Bcl2l10 induces metabolic alterations in ovarian cancer cells by regulating the TCA cycle enzymes SDHD and IDH1.

Abstract

Bcl2-like-10 (Bcl2l10) has both oncogenic and tumor suppressor functions depending on the type of cancer. It has been previously demonstrated that the suppression of Bcl2l10 in ovarian cancer SKOV3 and A2780 cells causes cell cycle arrest and enhances cell proliferation, indicating that Bcl2l10 is a tumor suppressor gene in ovarian cancer cells. The aim of the present study was to identify possible downstream target genes and investigate the underlying mechanisms of action of Bcl2l10 in ovarian cancer cells. RNA sequencing (RNA-Seq) was performed to obtain a list of differentially expressed genes (DEGs) in Bcl2l10-suppressed SKOV3 and A2780 cells.

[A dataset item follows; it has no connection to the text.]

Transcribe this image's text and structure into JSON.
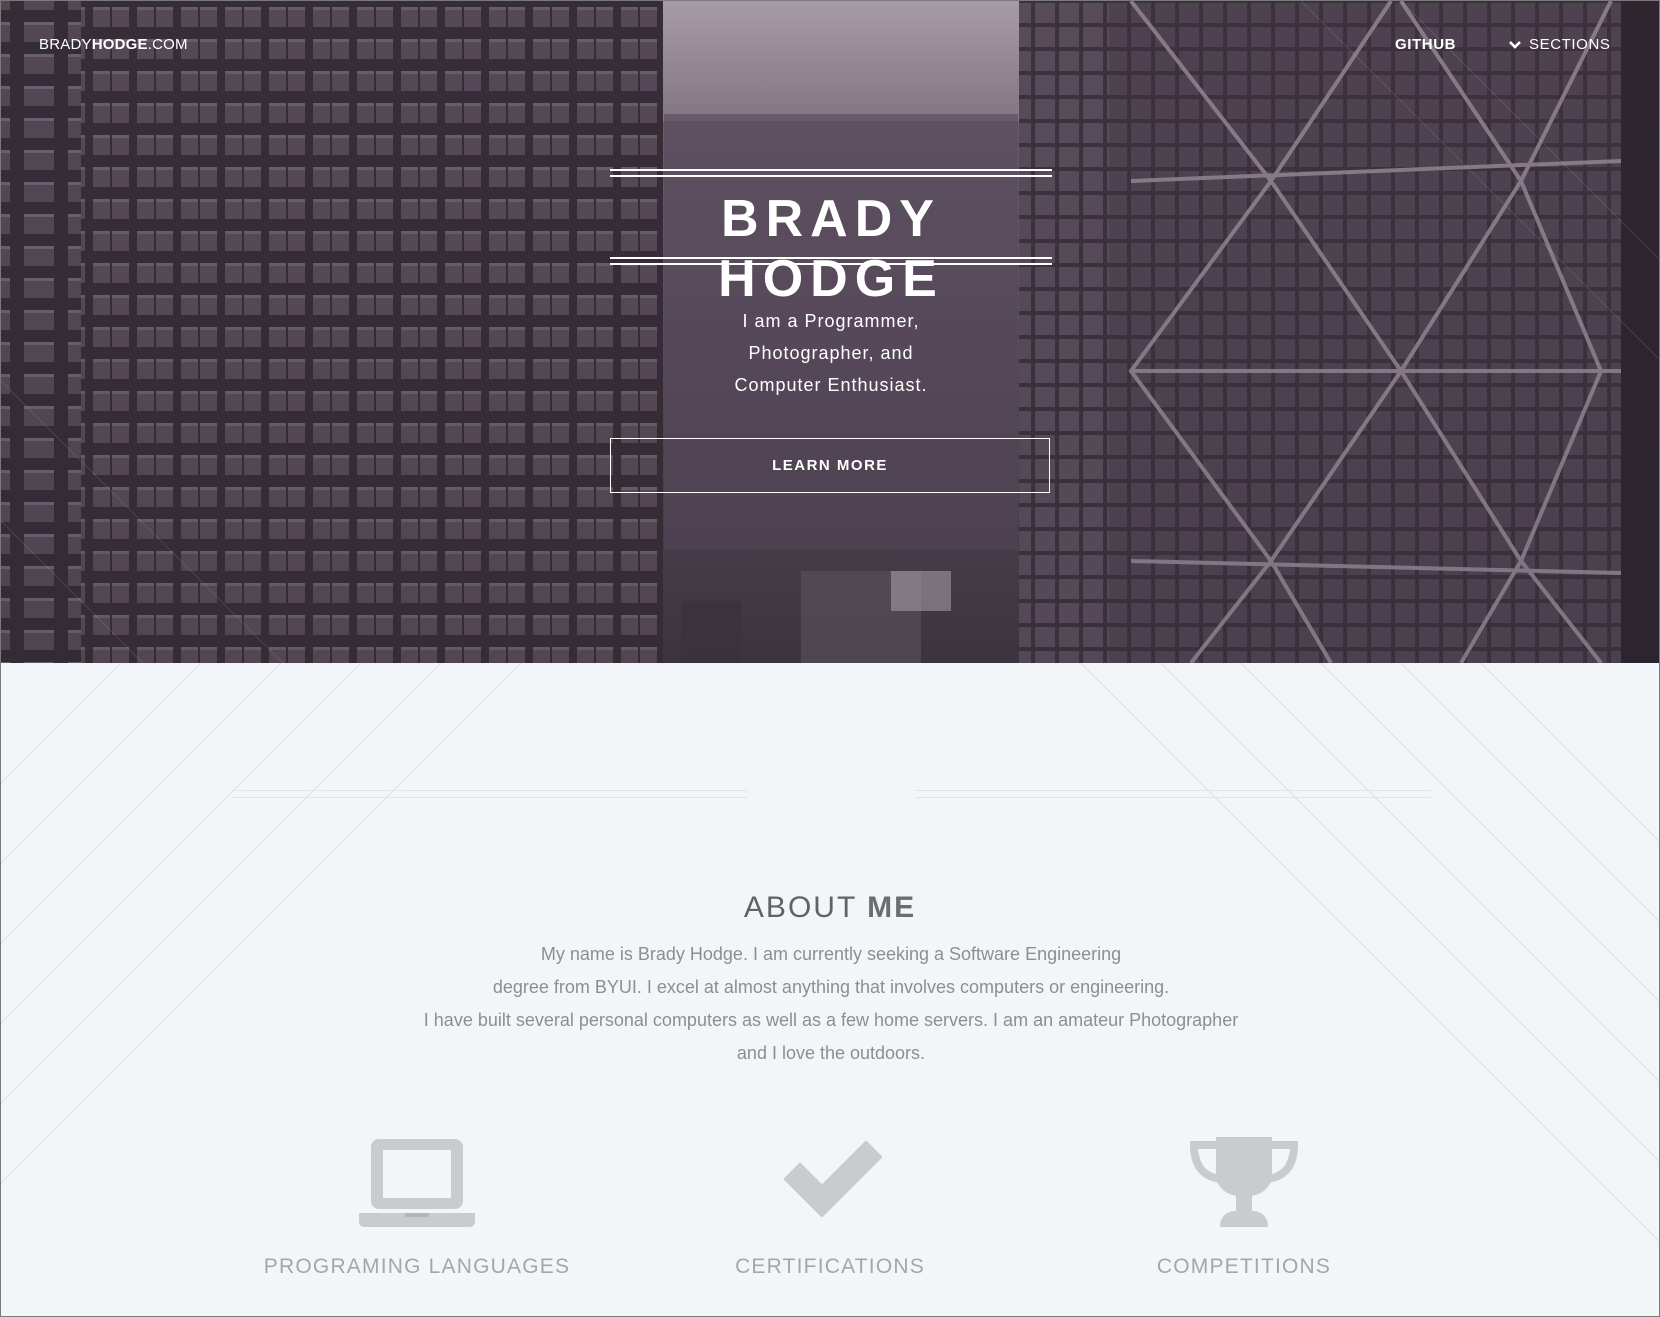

The RNA-Seq data were validated by reverse transcription-quantitative PCR (RT-qPCR) and western blot analysis, and the levels of metabolites after Bcl2l10-knockdown were measured using colorimetric assay kits. Pathway enrichment analysis revealed that the commonly downregulated genes in SKOV3 and A2780 cells after Bcl2l10-knockdown were significantly enriched in metabolic pathways. The analysis of the DEGs identified from RNA-Seq and validated by RT-qPCR revealed that succinate dehydrogenase complex subunit D (SDHD) and isocitrate dehydrogenase 1 (IDH1), which are key enzymes of the TCA cycle that regulate oncometabolite production, may be potential downstream targets of Bcl2l10. Furthermore, Bcl2l10-knockdown induced the accumulation of succinate and isocitrate through the downregulation of SDHD and IDH1. The present study was the first to elucidate the metabolic regulatory functions of Bcl2l10 in ovarian cancer cells, and the results indicated that Bcl2l10 may serve as a potential therapeutic target in ovarian cancer.